Ben de o anı sosyal medya hesabımda “Mikrofonun böyle büyüleyici bir yanı var” diye paylaşmıştım. Böylesi güzel bir tepkiyi belki daha önce hiç almadım.
İşin bir de yorgunluk kısmı var elbet…
Gazeteci büyüğüm Selahattin Adıgüzeller, “Bursa’da seçimin en’leri” başlığıyla kaleme aldığı yazısında seçimde en çok yorulanlar kısmına basın mensuplarını da eklemişti.
Çok doğru. Mesela Nöbetçi Gazete ekibi olarak seçim günü köşe yazarımız Çağla Şahin İYİ Parti’de, Derya Uysal CHP’de, bendeniz AK Parti’de, haber merkezimizdeki görevli diğer arkadaşlarımız ofiste sabahın ilk ışıklarına kadar sandık sonuçlarını takip ettik.
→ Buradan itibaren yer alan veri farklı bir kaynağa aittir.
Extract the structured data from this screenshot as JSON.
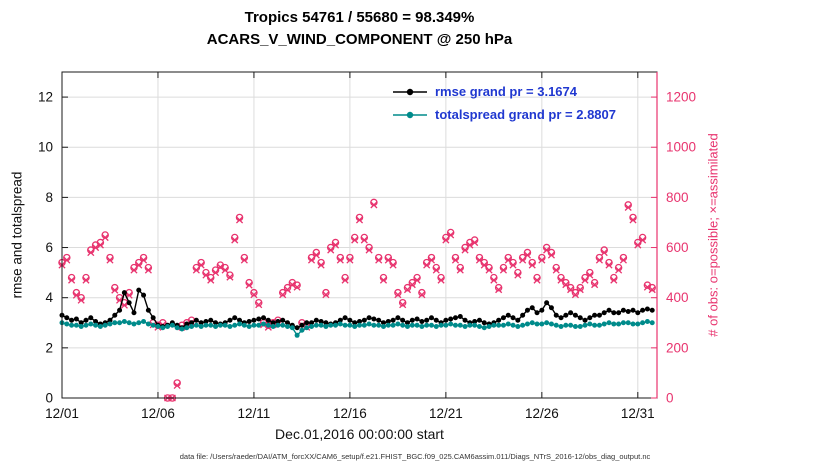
{
  "figure": {
    "footer": "data file: /Users/raeder/DAI/ATM_forcXX/CAM6_setup/f.e21.FHIST_BGC.f09_025.CAM6assim.011/Diags_NTrS_2016-12/obs_diag_output.nc"
  },
  "chart_data": {
    "type": "line",
    "title": "Tropics 54761 / 55680 = 98.349%",
    "subtitle": "ACARS_V_WIND_COMPONENT @ 250 hPa",
    "xlabel": "Dec.01,2016 00:00:00 start",
    "ylabel_left": "rmse and totalspread",
    "ylabel_right": "# of obs: o=possible; ×=assimilated",
    "x_range": [
      0,
      31
    ],
    "x_start_day": 0,
    "x_step_day": 0.25,
    "x_ticks": {
      "positions": [
        0,
        5,
        10,
        15,
        20,
        25,
        30
      ],
      "labels": [
        "12/01",
        "12/06",
        "12/11",
        "12/16",
        "12/21",
        "12/26",
        "12/31"
      ]
    },
    "y_left": {
      "min": 0,
      "max": 13,
      "ticks": [
        0,
        2,
        4,
        6,
        8,
        10,
        12
      ]
    },
    "y_right": {
      "min": 0,
      "max": 1300,
      "ticks": [
        0,
        200,
        400,
        600,
        800,
        1000,
        1200
      ]
    },
    "grid": true,
    "legend_position": "top-center-inside",
    "colors": {
      "rmse": "#000000",
      "totalspread": "#008b8b",
      "obs": "#e8336e",
      "legend_text": "#2038d0"
    },
    "series": [
      {
        "name": "rmse grand pr = 3.1674",
        "color": "#000000",
        "marker": "dot",
        "values": [
          3.3,
          3.2,
          3.1,
          3.15,
          3.0,
          3.1,
          3.2,
          3.05,
          2.95,
          3.0,
          3.1,
          3.3,
          3.5,
          4.2,
          3.8,
          3.4,
          4.3,
          4.1,
          3.5,
          3.2,
          2.9,
          2.85,
          2.9,
          3.0,
          2.9,
          2.8,
          2.95,
          3.0,
          3.1,
          3.0,
          3.05,
          3.1,
          3.0,
          2.95,
          3.0,
          3.1,
          3.2,
          3.1,
          3.0,
          3.05,
          3.1,
          3.15,
          3.2,
          3.1,
          3.0,
          3.05,
          3.1,
          3.0,
          2.9,
          2.8,
          2.9,
          3.0,
          3.0,
          3.1,
          3.05,
          3.0,
          2.95,
          3.0,
          3.1,
          3.2,
          3.1,
          3.0,
          3.05,
          3.1,
          3.2,
          3.15,
          3.1,
          3.0,
          3.05,
          3.1,
          3.2,
          3.1,
          3.0,
          3.1,
          3.15,
          3.05,
          3.1,
          3.2,
          3.1,
          3.0,
          3.1,
          3.15,
          3.2,
          3.25,
          3.1,
          3.0,
          3.05,
          3.1,
          3.0,
          2.95,
          3.0,
          3.1,
          3.2,
          3.3,
          3.2,
          3.1,
          3.3,
          3.5,
          3.6,
          3.4,
          3.5,
          3.8,
          3.6,
          3.3,
          3.2,
          3.3,
          3.4,
          3.3,
          3.2,
          3.1,
          3.2,
          3.3,
          3.3,
          3.4,
          3.5,
          3.4,
          3.4,
          3.5,
          3.45,
          3.5,
          3.4,
          3.5,
          3.55,
          3.5
        ]
      },
      {
        "name": "totalspread grand pr = 2.8807",
        "color": "#008b8b",
        "marker": "dot",
        "values": [
          3.0,
          2.95,
          2.9,
          2.9,
          2.85,
          2.9,
          2.95,
          2.9,
          2.85,
          2.9,
          2.95,
          3.0,
          3.0,
          3.05,
          3.0,
          2.95,
          3.0,
          3.05,
          2.95,
          2.9,
          2.85,
          2.8,
          2.85,
          2.9,
          2.8,
          2.75,
          2.8,
          2.85,
          2.9,
          2.85,
          2.9,
          2.9,
          2.85,
          2.9,
          2.9,
          2.85,
          2.9,
          2.95,
          2.9,
          2.85,
          2.9,
          2.9,
          2.95,
          2.9,
          2.85,
          2.9,
          2.9,
          2.85,
          2.8,
          2.5,
          2.7,
          2.8,
          2.85,
          2.9,
          2.9,
          2.85,
          2.9,
          2.9,
          2.95,
          2.9,
          2.9,
          2.85,
          2.9,
          2.9,
          2.95,
          2.9,
          2.9,
          2.85,
          2.9,
          2.9,
          2.95,
          2.9,
          2.85,
          2.9,
          2.9,
          2.85,
          2.9,
          2.9,
          2.85,
          2.9,
          2.9,
          2.95,
          2.9,
          2.9,
          2.85,
          2.9,
          2.9,
          2.85,
          2.8,
          2.85,
          2.9,
          2.9,
          2.9,
          2.95,
          2.9,
          2.85,
          2.9,
          2.95,
          3.0,
          2.95,
          2.95,
          3.0,
          2.95,
          2.9,
          2.85,
          2.9,
          2.9,
          2.85,
          2.85,
          2.9,
          2.95,
          2.9,
          2.9,
          2.95,
          3.0,
          2.95,
          2.95,
          3.0,
          3.0,
          2.95,
          2.95,
          3.0,
          3.05,
          3.0
        ]
      }
    ],
    "obs_series": [
      {
        "name": "possible",
        "marker": "o",
        "color": "#e8336e",
        "values": [
          540,
          560,
          480,
          420,
          400,
          480,
          590,
          610,
          620,
          650,
          560,
          440,
          400,
          380,
          420,
          520,
          540,
          560,
          520,
          300,
          290,
          300,
          0,
          0,
          60,
          290,
          300,
          310,
          520,
          540,
          500,
          480,
          510,
          530,
          520,
          490,
          640,
          720,
          560,
          460,
          420,
          380,
          300,
          290,
          300,
          310,
          420,
          440,
          460,
          450,
          300,
          290,
          560,
          580,
          540,
          420,
          600,
          620,
          560,
          480,
          560,
          640,
          720,
          640,
          600,
          780,
          560,
          480,
          560,
          540,
          420,
          380,
          440,
          460,
          480,
          420,
          540,
          560,
          520,
          480,
          640,
          660,
          560,
          520,
          600,
          620,
          630,
          560,
          540,
          520,
          480,
          440,
          520,
          560,
          540,
          500,
          560,
          580,
          540,
          480,
          560,
          600,
          580,
          520,
          480,
          460,
          440,
          420,
          440,
          480,
          500,
          460,
          560,
          590,
          540,
          480,
          520,
          560,
          770,
          720,
          620,
          640,
          450,
          440
        ]
      },
      {
        "name": "assimilated",
        "marker": "x",
        "color": "#e8336e",
        "values": [
          530,
          550,
          470,
          410,
          390,
          470,
          580,
          600,
          610,
          640,
          550,
          430,
          390,
          370,
          410,
          510,
          530,
          550,
          510,
          292,
          282,
          292,
          0,
          0,
          50,
          282,
          292,
          302,
          510,
          530,
          490,
          470,
          500,
          522,
          510,
          482,
          630,
          710,
          550,
          450,
          412,
          372,
          292,
          282,
          292,
          302,
          412,
          432,
          452,
          442,
          292,
          282,
          550,
          570,
          530,
          412,
          590,
          610,
          550,
          470,
          550,
          630,
          710,
          630,
          590,
          770,
          550,
          470,
          550,
          530,
          412,
          372,
          432,
          452,
          470,
          412,
          530,
          550,
          510,
          470,
          630,
          650,
          550,
          510,
          590,
          610,
          620,
          550,
          530,
          510,
          470,
          432,
          510,
          550,
          530,
          490,
          550,
          570,
          530,
          470,
          550,
          590,
          570,
          510,
          470,
          452,
          432,
          412,
          432,
          470,
          490,
          452,
          550,
          580,
          530,
          470,
          510,
          550,
          760,
          710,
          610,
          630,
          442,
          432
        ]
      }
    ]
  }
}
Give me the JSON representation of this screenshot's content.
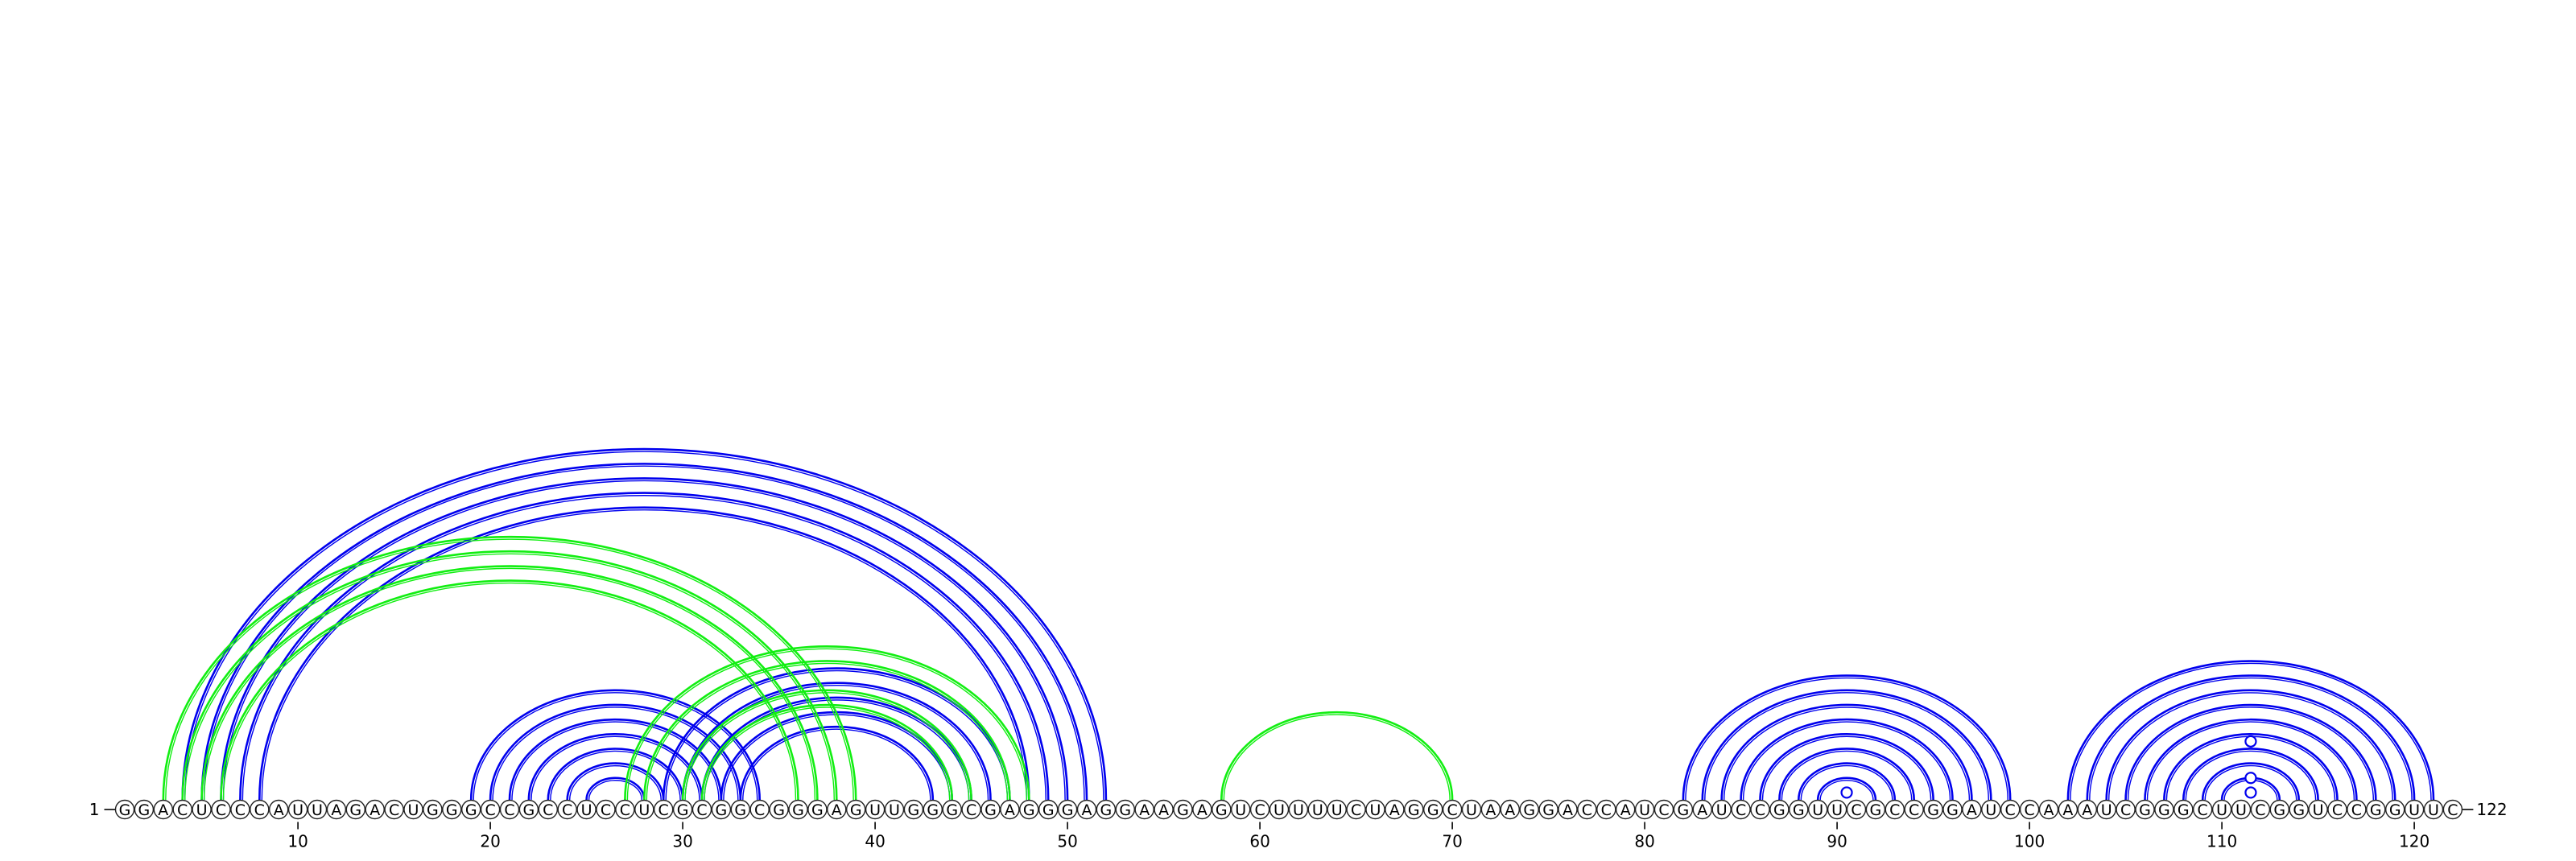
{
  "diagram": {
    "sequence": "GGACUCCCAUUAGACUGGGCCGCCUCCUCGCGGCGGGAGUUGGGCGAGGGAGGAAGAGUCUUUUCUAGGCUAAGGACCAUCGAUCCGGUUCGCCGGAUCCAAAUCGGGCUUCGGUCCGGUUC",
    "start_label": "1",
    "end_label": "122",
    "ticks": [
      10,
      20,
      30,
      40,
      50,
      60,
      70,
      80,
      90,
      100,
      110,
      120
    ],
    "colors": {
      "primary": "#0000ee",
      "secondary": "#11ee11"
    },
    "arc_groups": [
      {
        "color": "primary",
        "pairs": [
          [
            4,
            52
          ],
          [
            5,
            51
          ],
          [
            6,
            50
          ],
          [
            7,
            49
          ],
          [
            8,
            48
          ]
        ]
      },
      {
        "color": "primary",
        "pairs": [
          [
            19,
            34
          ],
          [
            20,
            33
          ],
          [
            21,
            32
          ],
          [
            22,
            31
          ],
          [
            23,
            30
          ],
          [
            24,
            29
          ],
          [
            25,
            28
          ]
        ]
      },
      {
        "color": "primary",
        "pairs": [
          [
            29,
            47
          ],
          [
            30,
            46
          ],
          [
            31,
            45
          ],
          [
            32,
            44
          ],
          [
            33,
            43
          ]
        ]
      },
      {
        "color": "primary",
        "pairs": [
          [
            82,
            99
          ],
          [
            83,
            98
          ],
          [
            84,
            97
          ],
          [
            85,
            96
          ],
          [
            86,
            95
          ],
          [
            87,
            94
          ],
          [
            88,
            93
          ],
          [
            89,
            92
          ]
        ]
      },
      {
        "color": "primary",
        "pairs": [
          [
            102,
            121
          ],
          [
            103,
            120
          ],
          [
            104,
            119
          ],
          [
            105,
            118
          ],
          [
            106,
            117
          ],
          [
            107,
            116
          ],
          [
            108,
            115
          ],
          [
            109,
            114
          ],
          [
            110,
            113
          ]
        ]
      },
      {
        "color": "secondary",
        "pairs": [
          [
            3,
            39
          ],
          [
            4,
            38
          ],
          [
            5,
            37
          ],
          [
            6,
            36
          ]
        ]
      },
      {
        "color": "secondary",
        "pairs": [
          [
            27,
            48
          ],
          [
            28,
            47
          ]
        ]
      },
      {
        "color": "secondary",
        "pairs": [
          [
            30,
            45
          ],
          [
            31,
            44
          ]
        ]
      },
      {
        "color": "secondary",
        "pairs": [
          [
            58,
            70
          ]
        ]
      }
    ],
    "markers": [
      {
        "pos": 90.5,
        "pair_span": 1
      },
      {
        "pos": 111.5,
        "pair_span": 1
      },
      {
        "pos": 111.5,
        "pair_span": 3
      },
      {
        "pos": 111.5,
        "pair_span": 8
      }
    ]
  }
}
Seçimler, mitingler, toplumun önemli bir kesimini yahut bütününü etkileyen deprem, yangın, sel gibi olaylar, siyasi hareketlilik temelli eylemler gibi tüm gelişmelerde en çok biz yoruluyoruz.
Haliyle gittiğimiz herhangi bir yerde onore edilmek, takdir edilmek ve teşekkür duymak böylesi yorgunluklara ilaç gibi geliyor.
Bizi taraf olmakla suçlarken, yargılarken, eleştirirken görevimizin sizi bilgilendirmek ve işimizi yapmak olduğunu unutmazsanız inanın her şey daha kolay olur.